One of the sorry reminders of the decline of the rule of law in the United States is the frequency with which incidents of what look like document forgeries take place in foreclosure cases. The fact that a now-shuttered subsidiary of Lender Processing Services, a vendor to the servicing industry, had a price list for creating mortgage-related documents out of whole cloth attests to the long-standing demand for this sort of product.

The reason for this activity is simple.
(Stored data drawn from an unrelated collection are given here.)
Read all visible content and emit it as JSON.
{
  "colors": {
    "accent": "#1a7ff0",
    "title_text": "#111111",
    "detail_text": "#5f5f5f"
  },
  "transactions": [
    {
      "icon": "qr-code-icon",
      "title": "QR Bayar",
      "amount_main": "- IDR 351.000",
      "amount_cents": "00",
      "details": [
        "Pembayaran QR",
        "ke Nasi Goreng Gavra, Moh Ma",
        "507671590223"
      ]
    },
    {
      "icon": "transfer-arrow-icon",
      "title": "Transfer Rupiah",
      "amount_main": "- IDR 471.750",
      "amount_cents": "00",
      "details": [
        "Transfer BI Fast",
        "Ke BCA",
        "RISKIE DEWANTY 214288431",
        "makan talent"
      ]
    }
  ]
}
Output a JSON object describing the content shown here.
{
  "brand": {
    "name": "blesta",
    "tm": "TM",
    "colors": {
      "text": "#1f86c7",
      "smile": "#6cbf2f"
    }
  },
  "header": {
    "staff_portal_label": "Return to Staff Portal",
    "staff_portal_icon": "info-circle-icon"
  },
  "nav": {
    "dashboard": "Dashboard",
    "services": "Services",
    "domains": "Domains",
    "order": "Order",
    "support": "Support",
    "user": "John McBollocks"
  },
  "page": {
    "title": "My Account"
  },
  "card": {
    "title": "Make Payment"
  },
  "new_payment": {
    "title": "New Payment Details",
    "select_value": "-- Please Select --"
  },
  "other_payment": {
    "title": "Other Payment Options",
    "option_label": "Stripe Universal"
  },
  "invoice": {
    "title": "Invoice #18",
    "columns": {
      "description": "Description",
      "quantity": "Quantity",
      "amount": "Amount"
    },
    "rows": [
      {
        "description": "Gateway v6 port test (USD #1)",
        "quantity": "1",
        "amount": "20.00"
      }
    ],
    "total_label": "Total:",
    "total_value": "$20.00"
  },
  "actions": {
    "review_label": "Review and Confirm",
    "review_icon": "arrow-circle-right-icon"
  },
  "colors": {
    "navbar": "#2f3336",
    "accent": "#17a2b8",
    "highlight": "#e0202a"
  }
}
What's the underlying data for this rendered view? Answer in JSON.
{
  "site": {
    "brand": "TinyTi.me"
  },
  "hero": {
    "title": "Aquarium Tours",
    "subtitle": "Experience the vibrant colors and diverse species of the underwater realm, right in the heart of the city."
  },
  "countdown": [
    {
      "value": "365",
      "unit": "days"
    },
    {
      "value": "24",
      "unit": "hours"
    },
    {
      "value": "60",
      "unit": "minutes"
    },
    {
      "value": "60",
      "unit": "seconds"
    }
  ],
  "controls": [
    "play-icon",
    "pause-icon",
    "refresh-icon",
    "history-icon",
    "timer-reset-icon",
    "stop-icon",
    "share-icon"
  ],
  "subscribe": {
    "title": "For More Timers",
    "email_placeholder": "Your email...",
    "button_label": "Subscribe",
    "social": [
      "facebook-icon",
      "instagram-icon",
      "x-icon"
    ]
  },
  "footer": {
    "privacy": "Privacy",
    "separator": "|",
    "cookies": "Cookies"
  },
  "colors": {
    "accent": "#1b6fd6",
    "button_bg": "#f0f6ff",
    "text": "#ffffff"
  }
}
As we’ve stressed in various posts, in so-called private label securitizations (the non-Fannie/Freddie type), a great deal of evidence indicates that the originators and packagers of these deals did not bother complying with the contracts they created to govern these transactions on a widespread, perhaps pervasive basis sometime after 2003. And their shortcomings only come to light in foreclosures, and then (possibly) if the foreclosure is contested. Given how low foreclosure rates were historically, this was a risk the securitization industry seemed willing to take, and it is now reaping the fruit of this short-sighted bet.

The big problem for servicers and trustees (the parties that are responsible for the trust that holds the assets of the securitization) is that the pooling and servicing agreement which governs the securitization required that the note (the borrower’s IOU) be transferred though a specific set of parties by a specified time not all that long after the deal closed. Increasingly savvy anti-foreclosure lawyers recognize that the party attempting to foreclose may not have the legal standing to do so.

A new development is that the US Bankruptcy Trustee, which is part of the Department of Justice, has started poking around the nether world of slipshod and possible made-up documents, and is asking banks to explain what they are up to. These inquiries may be paving the ground for broader-based action.